Christian Bale is back as Bruce Wayne, whose alter ego, Batman, has spawned copycat vigilantes. But there's a new sheriff in town: district attorney Harvey Dent (Aaron Eckhart), who is so fearless in his fight against crime that Bruce daydreams about a time when the Batman might get out of the crime-fighting business and leave it to more legitimate practitioners. Of course, he's not perfect, at least in Bruce's eyes. Dent is now romancing Rachel Dawes (Maggie Gyllenhaal, stepping in for Katie Holmes), the love of Bruce's life.

Still, grudgingly winning the trust of police Lt. Jim Gordon (Gary Oldman) and Batman, Dent is more than willing to shake things up. It seems that things may be taking a turn for the better in Gotham.

Enter the Joker, slouching. There are bad guys aplenty in Gotham. The Joker is different. He doesn't care about money or power. He is, as he puts it, a dog chasing a car - he wouldn't know what to do with it if he caught it. There is no greater motive involved with him than invoking terror, for the sheer, insane delight he finds in it. As Alfred (Michael Caine), Bruce's loyal butler puts it, "Some men just want to watch the world burn."

The Joker is unhinged, so much so that he recklessly steals money from the mob. Does he think he can just blithely get away with it, one mobster asks?

"Yeah," is his simple, shrugged reply. And he's right.

The Joker is a mystery. No one knows anything about him. He offers his own backstory to whomever he's menacing, but it's a different one every time. That's a wise choice - he exists almost as a force instead of a real person, a terrifying force, with nothing to lose. He's not afraid to die; in fact, he begs to. But, as he notes derisively, everyone has a line they won't cross, a rule they won't break.

Except him.

His corruption is contagious. It infects almost everyone he comes into contact with, because to catch a man who observes no rules, his pursuers must ignore them as well. The question is not whether those who are ostensibly good will do bad things to achieve their ends, but rather how far they will go - and whether they will be able to come back. Not all will.

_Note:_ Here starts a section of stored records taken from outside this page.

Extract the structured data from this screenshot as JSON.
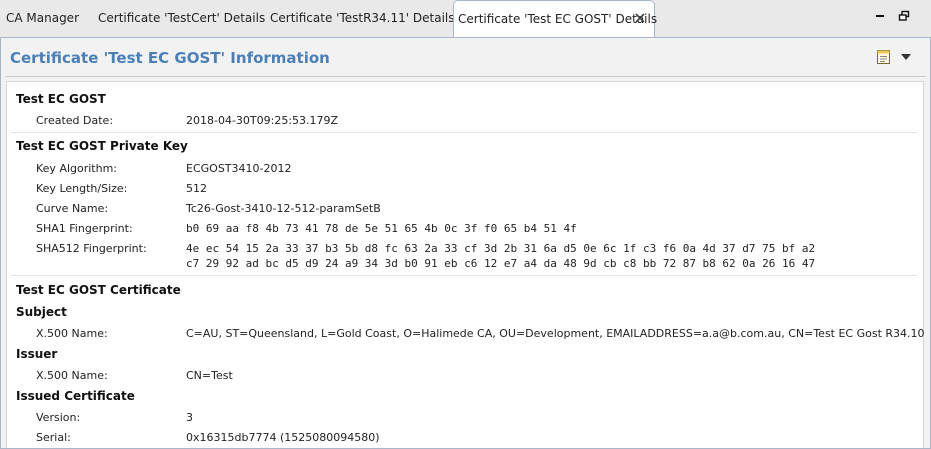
{
  "tabs": [
    {
      "label": "CA Manager",
      "active": false
    },
    {
      "label": "Certificate 'TestCert' Details",
      "active": false
    },
    {
      "label": "Certificate 'TestR34.11' Details",
      "active": false
    },
    {
      "label": "Certificate 'Test EC GOST' Details",
      "active": true
    }
  ],
  "window_controls": {
    "minimize": "minimize-icon",
    "maximize": "restore-icon"
  },
  "panel": {
    "title": "Certificate 'Test EC GOST' Information",
    "tools": [
      "notes-icon",
      "dropdown-arrow-icon"
    ]
  },
  "sections": {
    "general": {
      "title": "Test EC GOST",
      "created_label": "Created Date:",
      "created_value": "2018-04-30T09:25:53.179Z"
    },
    "private_key": {
      "title": "Test EC GOST Private Key",
      "algorithm_label": "Key Algorithm:",
      "algorithm_value": "ECGOST3410-2012",
      "size_label": "Key Length/Size:",
      "size_value": "512",
      "curve_label": "Curve Name:",
      "curve_value": "Tc26-Gost-3410-12-512-paramSetB",
      "sha1_label": "SHA1 Fingerprint:",
      "sha1_value": "b0 69 aa f8 4b 73 41 78 de 5e 51 65 4b 0c 3f f0 65 b4 51 4f",
      "sha512_label": "SHA512 Fingerprint:",
      "sha512_line1": "4e ec 54 15 2a 33 37 b3 5b d8 fc 63 2a 33 cf 3d 2b 31 6a d5 0e 6c 1f c3 f6 0a 4d 37 d7 75 bf a2",
      "sha512_line2": "c7 29 92 ad bc d5 d9 24 a9 34 3d b0 91 eb c6 12 e7 a4 da 48 9d cb c8 bb 72 87 b8 62 0a 26 16 47"
    },
    "certificate": {
      "title": "Test EC GOST Certificate",
      "subject_title": "Subject",
      "subject_x500_label": "X.500 Name:",
      "subject_x500_value": "C=AU, ST=Queensland, L=Gold Coast, O=Halimede CA, OU=Development, EMAILADDRESS=a.a@b.com.au, CN=Test EC Gost R34.10",
      "issuer_title": "Issuer",
      "issuer_x500_label": "X.500 Name:",
      "issuer_x500_value": "CN=Test",
      "issued_title": "Issued Certificate",
      "version_label": "Version:",
      "version_value": "3",
      "serial_label": "Serial:",
      "serial_value": "0x16315db7774 (1525080094580)"
    }
  }
}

Bale again captures the tortured duality of Bruce Wayne and Batman. What will the cost of stopping the Joker be, and is he willing to pay it? Dent's duality becomes even more pronounced than Batman's, of course, when he becomes Two-Face. Eckhart captures the tragedy behind the character, though that part of the story is rushed, shoehorned in with Batman and the Joker's inevitable final clash.

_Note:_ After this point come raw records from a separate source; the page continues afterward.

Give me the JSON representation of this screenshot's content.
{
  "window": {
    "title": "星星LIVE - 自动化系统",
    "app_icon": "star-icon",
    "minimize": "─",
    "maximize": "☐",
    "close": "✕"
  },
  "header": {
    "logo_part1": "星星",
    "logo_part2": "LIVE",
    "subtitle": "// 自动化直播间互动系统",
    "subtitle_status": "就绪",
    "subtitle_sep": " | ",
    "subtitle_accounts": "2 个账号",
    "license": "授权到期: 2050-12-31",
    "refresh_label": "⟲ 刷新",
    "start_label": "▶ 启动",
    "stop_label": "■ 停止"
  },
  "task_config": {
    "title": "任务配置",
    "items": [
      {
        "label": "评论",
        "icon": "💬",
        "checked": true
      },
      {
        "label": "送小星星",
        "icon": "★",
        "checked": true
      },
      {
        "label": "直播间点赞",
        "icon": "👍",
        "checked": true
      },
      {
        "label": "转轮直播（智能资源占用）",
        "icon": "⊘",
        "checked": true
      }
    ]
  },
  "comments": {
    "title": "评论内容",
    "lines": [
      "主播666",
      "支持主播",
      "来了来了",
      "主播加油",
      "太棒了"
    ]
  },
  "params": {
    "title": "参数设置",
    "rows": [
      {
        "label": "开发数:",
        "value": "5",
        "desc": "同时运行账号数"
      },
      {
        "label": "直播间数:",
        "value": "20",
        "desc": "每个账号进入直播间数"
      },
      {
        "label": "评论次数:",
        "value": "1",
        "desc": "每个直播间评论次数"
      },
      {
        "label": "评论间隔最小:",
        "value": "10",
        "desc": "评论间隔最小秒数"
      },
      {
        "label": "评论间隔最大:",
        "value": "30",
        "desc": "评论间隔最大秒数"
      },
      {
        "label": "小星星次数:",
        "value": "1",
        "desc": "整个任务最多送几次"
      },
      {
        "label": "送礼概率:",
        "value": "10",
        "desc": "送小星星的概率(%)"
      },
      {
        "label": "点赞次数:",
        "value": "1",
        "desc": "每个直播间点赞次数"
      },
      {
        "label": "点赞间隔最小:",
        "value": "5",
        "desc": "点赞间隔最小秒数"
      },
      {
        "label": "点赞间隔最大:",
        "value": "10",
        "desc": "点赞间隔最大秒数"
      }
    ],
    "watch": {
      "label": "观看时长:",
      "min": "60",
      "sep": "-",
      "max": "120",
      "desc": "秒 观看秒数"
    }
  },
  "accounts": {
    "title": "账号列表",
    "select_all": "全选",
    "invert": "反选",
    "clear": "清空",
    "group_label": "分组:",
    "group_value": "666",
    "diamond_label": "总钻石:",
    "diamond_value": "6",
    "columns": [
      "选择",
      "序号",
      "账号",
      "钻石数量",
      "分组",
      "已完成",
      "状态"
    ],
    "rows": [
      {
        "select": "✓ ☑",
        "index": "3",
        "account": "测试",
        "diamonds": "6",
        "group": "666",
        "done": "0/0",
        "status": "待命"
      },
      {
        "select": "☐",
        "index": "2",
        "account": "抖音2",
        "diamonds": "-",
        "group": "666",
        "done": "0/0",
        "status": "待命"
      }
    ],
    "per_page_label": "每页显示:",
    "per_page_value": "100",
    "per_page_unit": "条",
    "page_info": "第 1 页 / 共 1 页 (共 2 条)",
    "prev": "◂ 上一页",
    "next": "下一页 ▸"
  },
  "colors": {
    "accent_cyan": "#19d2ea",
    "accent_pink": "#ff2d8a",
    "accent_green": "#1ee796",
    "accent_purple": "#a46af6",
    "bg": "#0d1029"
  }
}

That's too bad, because corrupting Dent is the Joker's second-greatest triumph. Batman, naturally, would be the ultimate prize. Yet both men realize their lot in life - freaks. "You complete me," the Joker tells Batman, in a twisted variation of "Jerry Maguire."

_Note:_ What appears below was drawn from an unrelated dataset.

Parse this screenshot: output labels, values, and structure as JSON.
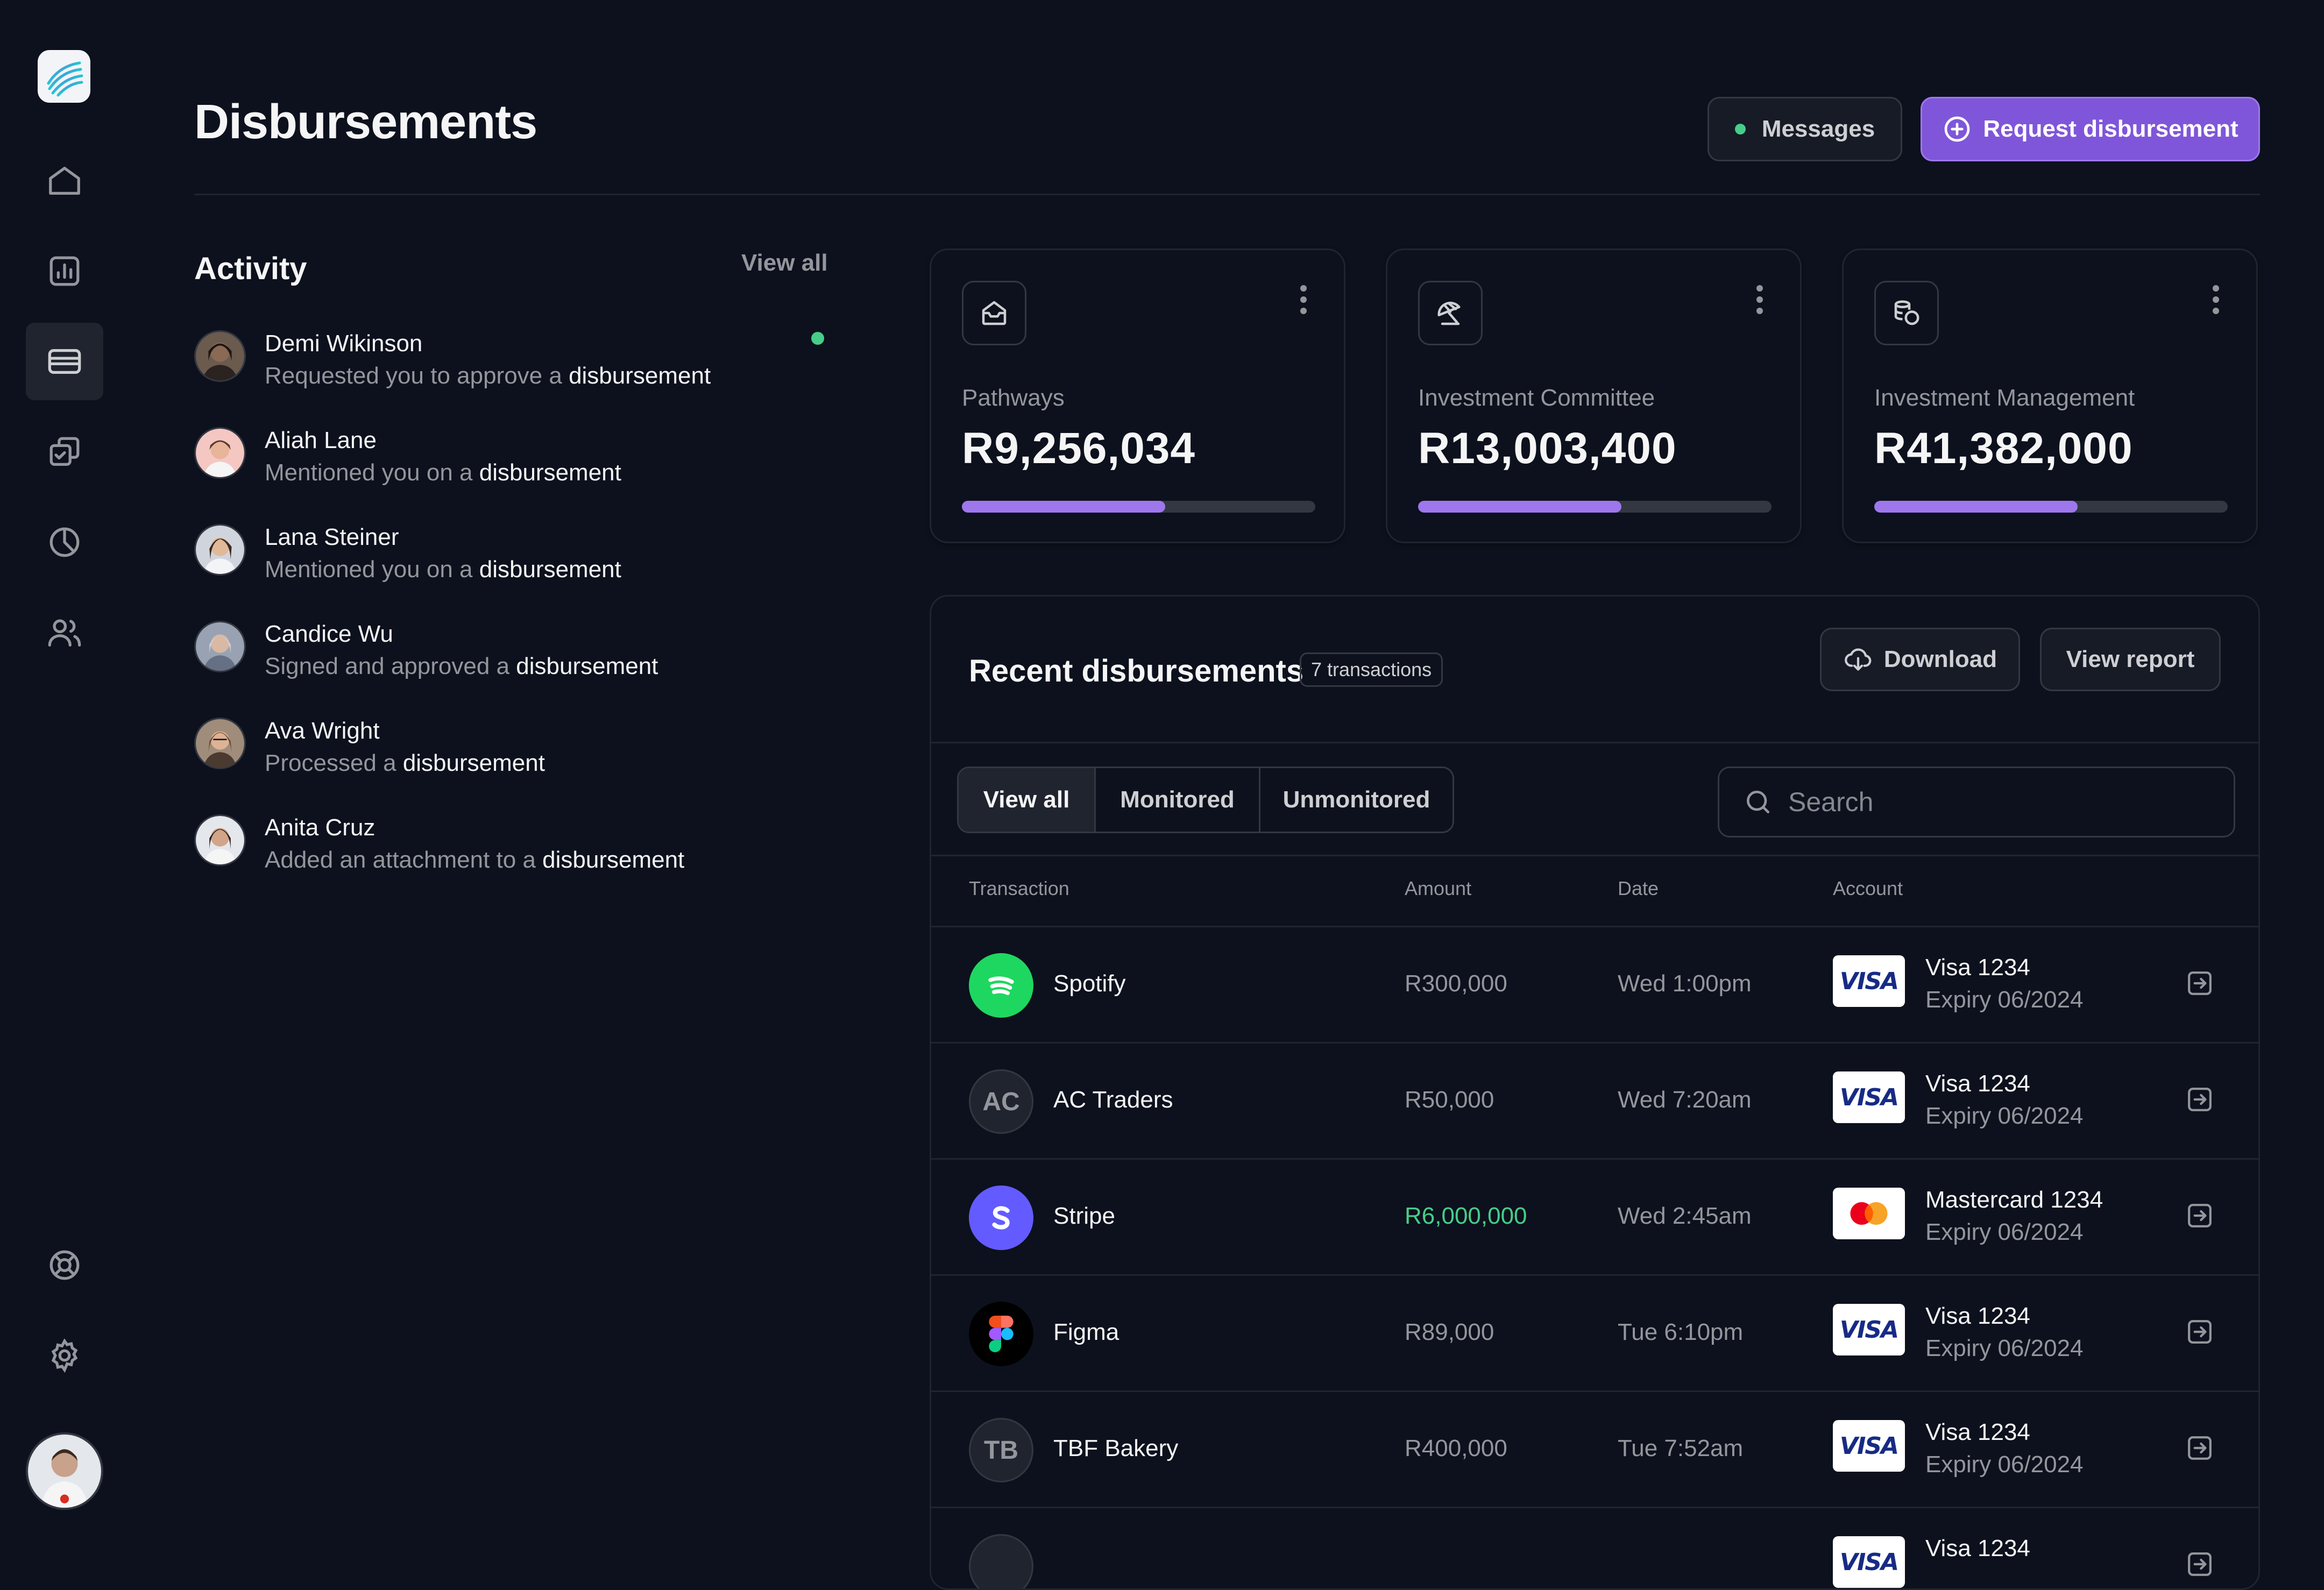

Ledger is magnetic. No matter how much mayhem is going on around him, your eyes are drawn to him in every scene. His presence, or the Joker's, at least, hovers even when he's absent. It's a stunning performance, more explosive than any of the bombs or crashes his character unleashes on Gotham.

Whatever trepidation Ledger might have had about taking on such an iconic role, he blows right past it brilliantly, carrying "The Dark Knight" along with him. The irony of his loss is that in his biggest and best role, his character, while demented beyond repair, is so alive.

Rated: PG-13 for intense sequences of violence and some menace.